Here’s something that makes me a little angry.
Everywhere I look, I’m finding the same thing: In some of America’s poorest towns, it’s currently illegal to become resilient.
Wow. This means that the people who can benefit the most from vigorous self-help are being denied the freedom to do so, by towns that are wedded to a dysfunctional past.
Take the example of Jason Canfield.
Jason owns a home in Holland Township. Holland Township is a small town in rural Michigan with a per person income of only $16,000. As a point of reference, that’s about 50% of the per person income of Americans (a level of income that hasn’t changed in 38 years! which means we’ve been doing something wrong nationally, for quite a while).
Jason wants to become more resilient. He wants to increase his family’s food security and improve his future. To accomplish, Jason started small. He decided to raise chickens and turkeys to feed his family.
What happened next is perverse. Due to pressure from some of his neighbors, the Township is now forcing Jason to get rid of his chicken coop, 26 chickens, and 3 turkeys.

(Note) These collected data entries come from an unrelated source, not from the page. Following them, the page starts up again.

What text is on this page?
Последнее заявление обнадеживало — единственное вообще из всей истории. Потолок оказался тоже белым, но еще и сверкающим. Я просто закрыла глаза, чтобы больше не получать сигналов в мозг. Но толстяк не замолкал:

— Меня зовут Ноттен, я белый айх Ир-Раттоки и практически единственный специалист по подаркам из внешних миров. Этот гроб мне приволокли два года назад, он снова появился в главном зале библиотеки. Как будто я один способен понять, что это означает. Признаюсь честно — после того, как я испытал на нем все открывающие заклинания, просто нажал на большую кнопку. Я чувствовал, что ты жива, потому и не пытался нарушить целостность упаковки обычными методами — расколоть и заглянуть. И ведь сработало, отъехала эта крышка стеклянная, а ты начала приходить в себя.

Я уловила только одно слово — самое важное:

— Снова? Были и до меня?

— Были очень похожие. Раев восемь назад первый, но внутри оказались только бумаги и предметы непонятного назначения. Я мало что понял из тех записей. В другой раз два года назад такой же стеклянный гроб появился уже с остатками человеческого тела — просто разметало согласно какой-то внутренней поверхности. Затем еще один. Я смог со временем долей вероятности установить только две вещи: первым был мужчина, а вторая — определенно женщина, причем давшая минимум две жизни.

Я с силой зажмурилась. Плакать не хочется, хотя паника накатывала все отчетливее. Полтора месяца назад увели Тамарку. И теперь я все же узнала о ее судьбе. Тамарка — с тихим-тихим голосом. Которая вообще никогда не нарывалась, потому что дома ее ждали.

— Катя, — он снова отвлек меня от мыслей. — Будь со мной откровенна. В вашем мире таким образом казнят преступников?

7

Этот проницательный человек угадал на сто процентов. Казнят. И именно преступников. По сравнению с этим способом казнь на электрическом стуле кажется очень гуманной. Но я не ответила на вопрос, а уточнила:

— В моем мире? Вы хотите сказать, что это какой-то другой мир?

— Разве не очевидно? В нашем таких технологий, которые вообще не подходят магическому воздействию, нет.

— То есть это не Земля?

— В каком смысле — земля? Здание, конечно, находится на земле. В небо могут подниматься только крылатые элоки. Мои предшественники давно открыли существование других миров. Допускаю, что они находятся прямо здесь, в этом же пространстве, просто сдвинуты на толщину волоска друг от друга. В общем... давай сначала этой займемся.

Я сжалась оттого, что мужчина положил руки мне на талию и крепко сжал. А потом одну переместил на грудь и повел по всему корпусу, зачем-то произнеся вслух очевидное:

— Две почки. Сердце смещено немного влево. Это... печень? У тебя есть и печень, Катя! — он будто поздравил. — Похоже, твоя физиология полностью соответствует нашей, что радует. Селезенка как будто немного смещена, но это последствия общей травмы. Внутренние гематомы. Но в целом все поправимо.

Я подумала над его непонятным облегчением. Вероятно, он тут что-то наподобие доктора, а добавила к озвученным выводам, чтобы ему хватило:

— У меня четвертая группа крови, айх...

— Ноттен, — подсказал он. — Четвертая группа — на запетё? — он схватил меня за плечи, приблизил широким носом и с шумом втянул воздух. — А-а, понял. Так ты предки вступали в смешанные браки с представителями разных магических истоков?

It appears that there’s an artifact of industrial suburbia in place that prevents him from becoming productive. A town zoning ordinance that decrees that raising chickens on less than five acres is illegal. Raising chickens is designated a “farming activity” that can only be done on parcels of land over five acres and zoned for farming.
What? Essentially, this ordinance means that being productive or engaging in economic self-help is a crime unless you own five acres of land.

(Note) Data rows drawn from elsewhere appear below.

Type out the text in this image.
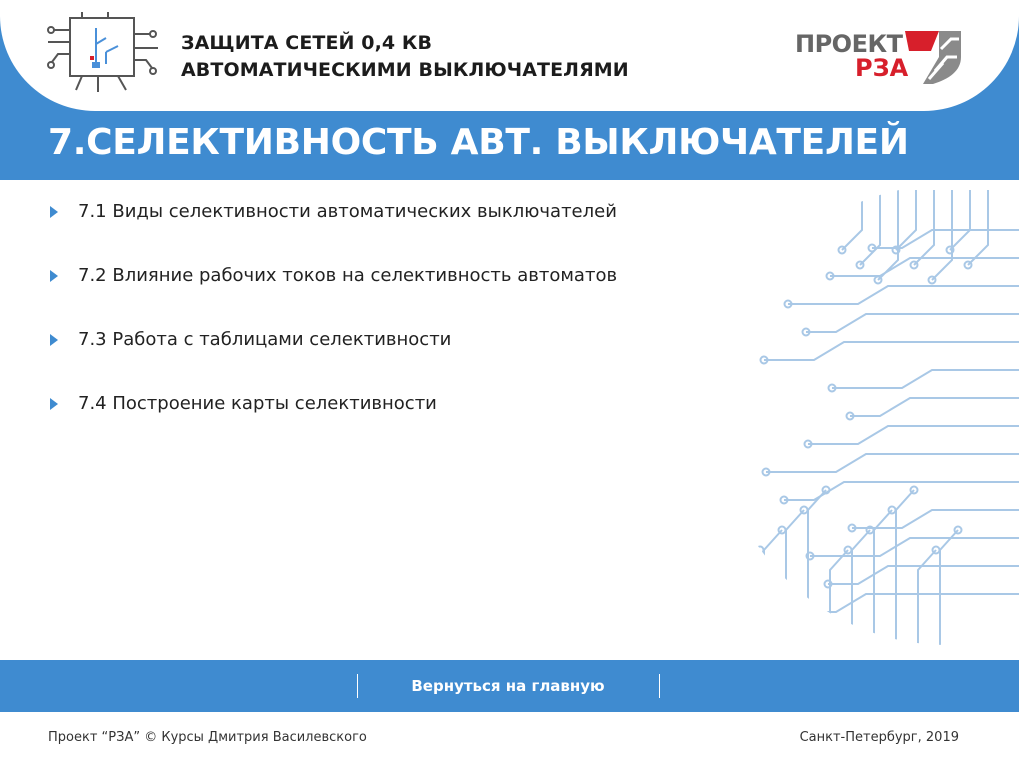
ЗАЩИТА СЕТЕЙ 0,4 КВ
АВТОМАТИЧЕСКИМИ ВЫКЛЮЧАТЕЛЯМИ
ПРОЕКТ
РЗА
7.СЕЛЕКТИВНОСТЬ АВТ. ВЫКЛЮЧАТЕЛЕЙ
7.1 Виды селективности автоматических выключателей
7.2 Влияние рабочих токов на селективность автоматов
7.3 Работа с таблицами селективности
7.4 Построение карты селективности
Вернуться на главную
Проект “РЗА” © Курсы Дмитрия Василевского	Санкт-Петербург, 2019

What makes this particularly painful is that in a large and growing number of more well-off US communities — communities with family incomes three times higher than Holland Township — there aren’t any restrictions on raising chickens.
Here’s an important message to Holland Township and other towns like it:
DON’T make resilience a crime based on notions of what a home and community used to be in a fading industrial era.
Instead, make it easier for your community’s residents to produce the food, energy, water, and products it needs. Build the platforms that allow members of the community to more easily export what they produce. Embrace the future and the prosperity it offers.
Victory Gardens?
Remember when nearly everyone was encouraged to produce more of what they needed locally? Here’s a picture from WW2’s victory garden program (Boston Common, 1944)
Something to think about: It’s amazing how quickly and how easily most of the people in the developing world gave up any claim to economic independence at the individual and community level. It’s also amazing to contemplate how quickly this independence will be regained in the not too distant future as financial turbulence and environmental disruptions increase in frequency and severity. The good news is that we can produce nearly everything we need at the local level better than we do at the global level right now. All it takes is the decision to do so…
Making Products Locally
Lots of people don’t get the degree of transformation underway in making things. You know, the products that we use every day.
They look at 3D printers and the things they make as toys. Granted, it does look that way. Here are some items produced by the “Rep Rap Vision.” An open hardware project by Matt Underwood in Mahomet, Illinois (the project was funded on Kickstarter — Nice!)
That’s a mistake. The ability to make products locally is going to get much better, very quickly. Remember, not too long ago, the products we bought from China and Japan looked very similar to the above:
They don’t anymore… Just something to think about.